溺愛診察室~一途な外科医に甘く迫られています~
今日、本当は午前中の打ち合わせを終えて半休をもらうつもりでいた。無理そうだったら、中抜けして受診後、おばあちゃんを送り届けてまた仕事に戻るつもりでいた。それなのに……。

情けない自分に嫌気が刺す。

スマホをバッグにしまい、トボトボと重い足取りで飲食店へと向かっていく。

今日、忘れていなければ久しぶりに佐々木君に会えていたんだよね。

お互い仕事が忙しくて、ほとんど連絡を取っていなかったから会いたかったな……。

「あっ……」

次の瞬間、今さらながら重要なことに気づいた。

彩音に付き添いをお願いしたってことは、佐々木君と会うことになるんだ。そう思うとモヤモヤする。

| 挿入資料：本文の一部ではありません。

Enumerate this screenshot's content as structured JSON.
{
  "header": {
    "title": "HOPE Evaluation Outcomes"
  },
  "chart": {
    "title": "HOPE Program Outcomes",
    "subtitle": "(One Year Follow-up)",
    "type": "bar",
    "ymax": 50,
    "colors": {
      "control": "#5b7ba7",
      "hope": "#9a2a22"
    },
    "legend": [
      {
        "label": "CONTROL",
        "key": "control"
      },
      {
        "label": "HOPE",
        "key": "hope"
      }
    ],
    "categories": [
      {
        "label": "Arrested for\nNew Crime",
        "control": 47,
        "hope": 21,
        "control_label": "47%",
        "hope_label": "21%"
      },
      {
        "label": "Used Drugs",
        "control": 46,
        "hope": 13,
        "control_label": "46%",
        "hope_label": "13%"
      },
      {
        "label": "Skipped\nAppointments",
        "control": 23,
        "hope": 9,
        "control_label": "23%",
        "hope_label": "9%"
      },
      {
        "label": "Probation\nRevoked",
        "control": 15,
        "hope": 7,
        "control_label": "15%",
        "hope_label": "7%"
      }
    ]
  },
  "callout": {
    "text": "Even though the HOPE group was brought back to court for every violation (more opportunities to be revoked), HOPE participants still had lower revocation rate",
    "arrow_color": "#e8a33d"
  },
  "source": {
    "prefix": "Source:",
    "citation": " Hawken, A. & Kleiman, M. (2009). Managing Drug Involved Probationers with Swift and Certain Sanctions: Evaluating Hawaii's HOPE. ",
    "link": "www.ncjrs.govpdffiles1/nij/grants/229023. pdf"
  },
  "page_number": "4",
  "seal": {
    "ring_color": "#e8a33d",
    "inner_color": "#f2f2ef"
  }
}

彩音は誰が見ても可愛くて、性格もいい。私が男の人だったら、間違いなく好きになっていたと思う。

どうしよう。……彩音と会って話をして、佐々木君も好きになったりしたら。

子供じみた不安に襲われながらも、打ち合わせの時間が迫っていることに気づいた。

「だめだ、今は仕事中なんだから」

そう自分に言い聞かせて足早に向かう。必死に頭の中から追い出しても、ふとした瞬間に思い出しては、モヤモヤは膨れ上がるばかりだった。